Not every woman hates dick pics: As Mic has reported many times in the past, many people love sharing nude selfies with their partners (and even their friends, in some cases). But in general, few women enjoy receiving these types of pics without explicitly requesting them. 

Unfortunately, many men don't seem to get that message: According to a Match.com survey  that polled 5,675 singles across America, women said that "sexy" texts from a guy were a huge turnoff, even though 45% of them reported having received such messages.

So why, then, do men insist on sending dick pics? We asked New York City sex therapist Dr. Stephen Snyder if he had any working theories. While Snyder hasn't seen any studies specifically focused on men who send unwanted dick pics, anecdotally he's noticed two recurring personality traits in men who send unsolicited photos of their junk. 

"Some men get a rush out of knowing that a woman is intimidated by their penis." 

The first, Snyder said, is that men who send unrequested dick pics tend to be "ignorant of the difference between male and female sexual response."

"Straight men know how turned on they get by seeing their female partner's intimate anatomy, and they make the mistake of thinking that women are wired the same way," Snyder said in an email.

 The second common trait, Snyder noted, is a tendency toward "sadomasochistic acting-out" — the same urge that might drive a man to, say, want to cause his sexual partner unwelcome pain, because he enjoys the rush. 

"Similar to men who know their wives hate having their nipples sucked hard, but they keep doing it anyway, [men who send unsolicited dick pics are] often basically hostile," Snyder said. "This seems to be a power thing for many men."

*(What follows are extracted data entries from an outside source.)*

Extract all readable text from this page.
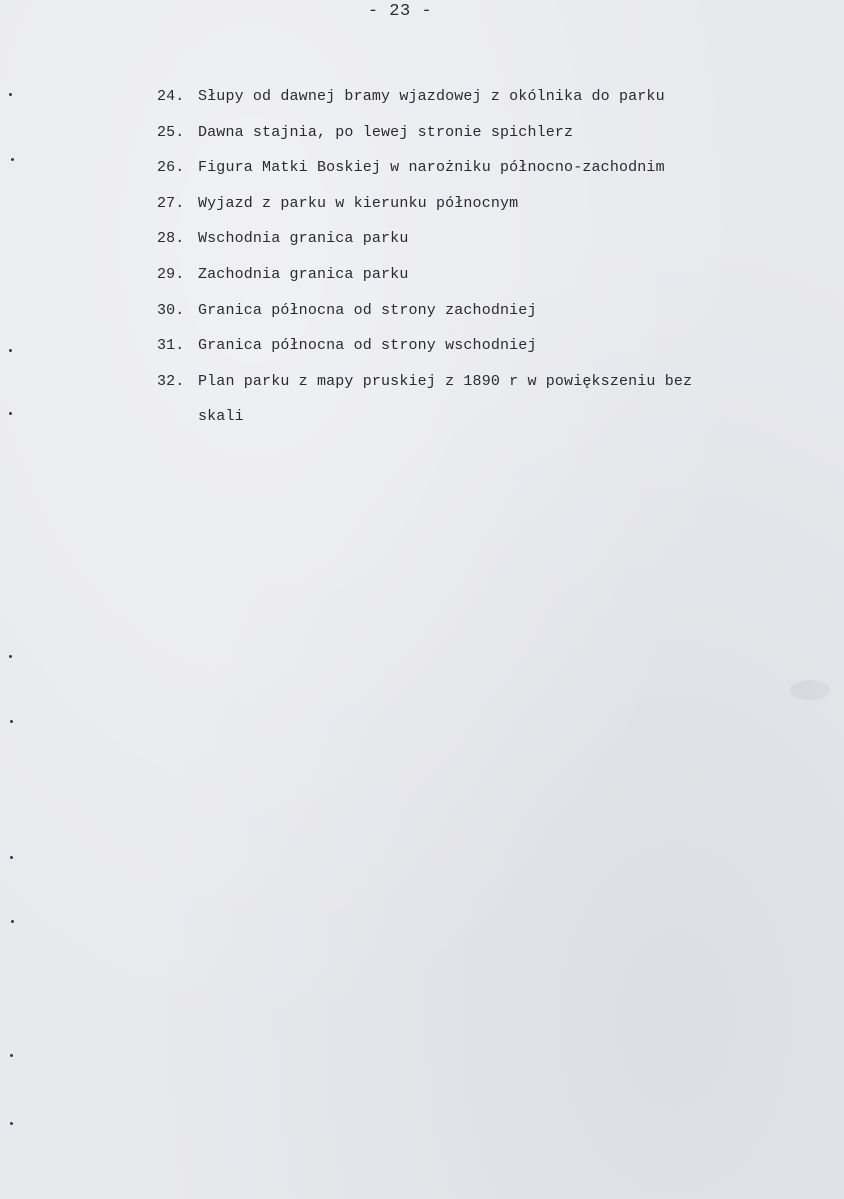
- 23 -
24. Słupy od dawnej bramy wjazdowej z okólnika do parku
25. Dawna stajnia, po lewej stronie spichlerz
26. Figura Matki Boskiej w narożniku północno-zachodnim
27. Wyjazd z parku w kierunku północnym
28. Wschodnia granica parku
29. Zachodnia granica parku
30. Granica północna od strony zachodniej
31. Granica północna od strony wschodniej
32. Plan parku z mapy pruskiej z 1890 r w powiększeniu bez
skali
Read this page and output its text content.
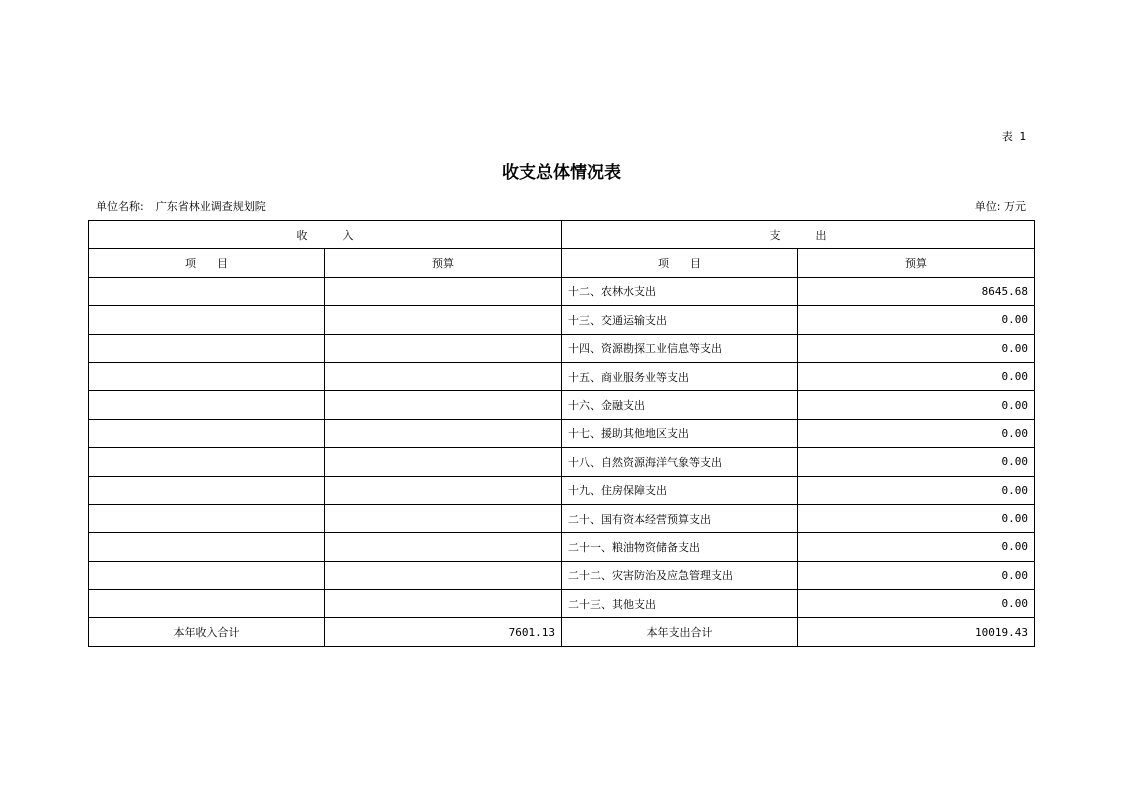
表 1
收支总体情况表
单位名称: 广东省林业调查规划院	单位: 万元
收          入		支          出	
项      目	预算	项      目	预算
		十二、农林水支出	8645.68
		十三、交通运输支出	0.00
		十四、资源勘探工业信息等支出	0.00
		十五、商业服务业等支出	0.00
		十六、金融支出	0.00
		十七、援助其他地区支出	0.00
		十八、自然资源海洋气象等支出	0.00
		十九、住房保障支出	0.00
		二十、国有资本经营预算支出	0.00
		二十一、粮油物资储备支出	0.00
		二十二、灾害防治及应急管理支出	0.00
		二十三、其他支出	0.00
本年收入合计	7601.13	本年支出合计	10019.43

For these men, sending a dick pic can have similar undertones as an act of sexual violence, colored with fantasies of fear and domination. "Some men have a conscious or unconscious wish to shock and intimidate women, or make them uncomfortable," Snyder said. "Some men get a rush out of knowing that a woman is intimidated by their penis." 

While Snyder noted that gay and bisexual men are more likely to have a different, sometimes even positive, response to unsolicited dick pics, regardless of gender or sexual orientation it goes without saying that sending someone a nude photo without warning can often make the recipient feel violated. 

Snyder emphasized how important it is for men to be sure all sexts are exchanged consensually and that both parties are enjoying it. Once that's clearly established, he recommends men send teasing images that emphasize their partner's pleasure. 

"Send her a picture of your hands, and tell her how much your hands ache to hold her, and to explore her body," Snyder suggested. Or alternatively, just send an eggplant emoji and call it a day.